C Corporation Shareholder Health Insurance
Knowing about c corporation shareholder health insurance is an important part of running a successful corporation.3 min read
Updated November 9, 2020:
Knowing about c corporation shareholder health insurance is an important part of running a successful corporation. Since a corporation is not considered a pass-through entity, the owners are completely separate from the company in terms of taxes. This not does mean that a c corporation can claim tax exemption, but instead means that the earnings of the company will be taxed on the corporate level and then again at the shareholder level for the earned dividends.
Even though this means that corporation is subject to double taxation, there are several tax benefits that a c corporation can enjoy which offset the fact that they are taxed twice. The new tax reform laws go even a step further to reduce some of the tax burdens that a corporation may experience.
The new tax bill has reduced corporate tax rates to 21 percent from 35 which is actually lower than the rate you will have for pass-through income. Most tax brackets also decreased again creating a tax reduction on the amount shareholders must pay on their earned dividends.
Health Reimbursement Arrangements For C Corporation Owners
Health reimbursement arrangements (HRAs) are employer-funded plans that provide reimbursement for tax-free medical expenses that owners pay including such costs as:
- Qualified health insurance premiums.
Certain types of business owners will enjoy limited tax benefits when it comes to HRAs, but not c corporations. C corporation owners can enjoy all of the tax benefits that their W-2 employees enjoy. Many c corporation owners take advantage of an HRA to use to reimburse themselves for their and their family members' medical costs tax-free. These reimbursements are tax-deductible for the business as well as allowing the owners, employees, and the business the ability to take advantage of these tax breaks.
When it comes to HRA reimbursement, the amount can vary between owners and employees. For example, you could have an HRA allowance for employees of $500 and Owners could receive up to $1,500. This can be beneficial to many corporate owners because a lot of owners cannot qualify for group health insurance policies or may have problems affording it.
The Taxing of Health Insurance Benefits for a Company Owner's Family
Sometimes it can be confusing about how to deduct family health insurance premiums. In a c corporation, no matter the size, the premiums of each employee will be deductible to the corporation.
Schedule C Filers
For those who file a Schedule C such as with an s corporation, you will need to put the cost of your health insurance on line 29 of your personal 1040 tax return. These premiums do not have to be itemized on your Schedule A, and you can take it as a deduction in addition to the standardized deduction if you do not have any other expenses to itemize.

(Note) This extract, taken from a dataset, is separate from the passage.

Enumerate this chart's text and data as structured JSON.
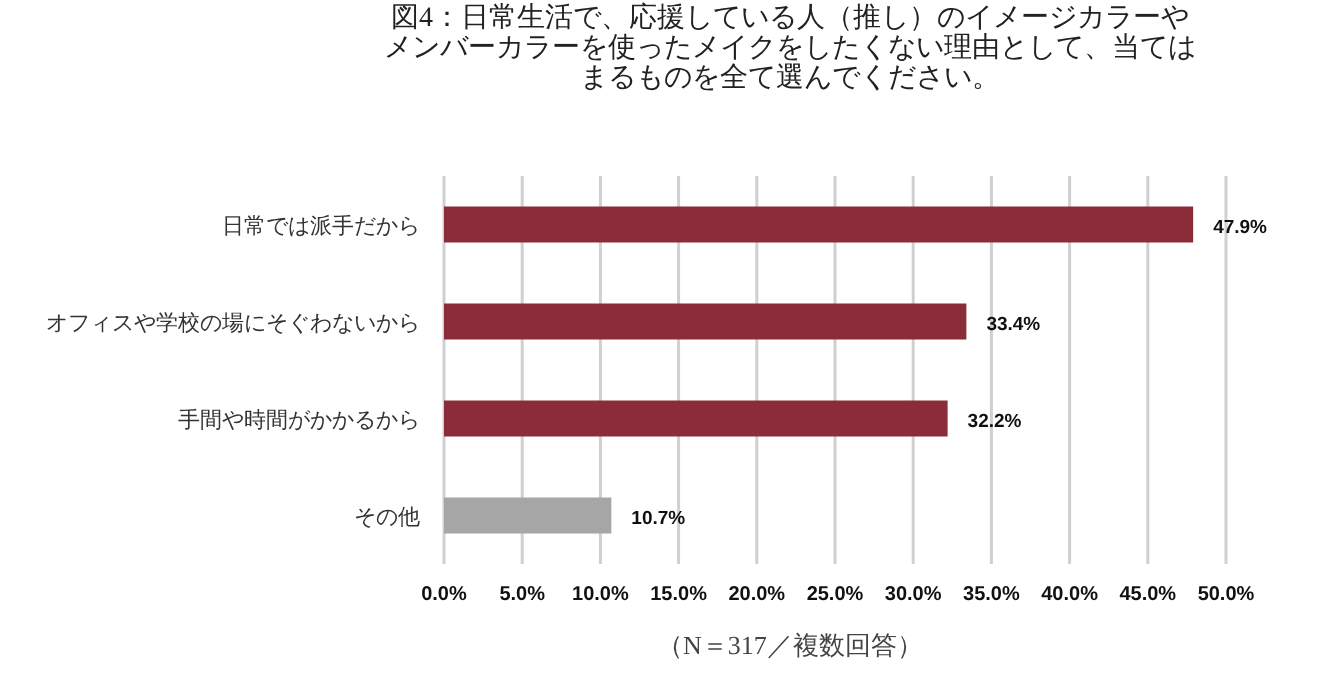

A c corporation can deduct the premiums that are paid by the owner, spouse, and children. In addition to this, they can also establish a Medical Dental and Drug Reimbursement Plan which allows them to pay the additional expense that their insurance plan doesn't cover. This plan cost is deductible to the corporations.
How the ACA Affects Coverage
How the Affordable Care Act can affect your business's cost of premiums will largely depend on what type of business entity you have. In a c corporation, the shareholders are treated the same way another employee is treated which means that they can take advantage of the company-sponsored health plan. This allows them to participate on a tax-preferred basis. Though there are no guidelines that will allow an employee to purchase tax-preferred coverage without a company-sponsored plan.
For more than 2 percent of owners in an s corporation, the owner and the immediate family will be treated as partners. If the company sponsors a health plan, the family members can take advantage though they will not get it on a tax-preferred basis. They will only be subject to income tax on the premiums and not Social Security or unemployment tax.
If you are a shareholder that receives reimbursement, it will be included on your W2 and subject to income tax but not Social Security or unemployment tax.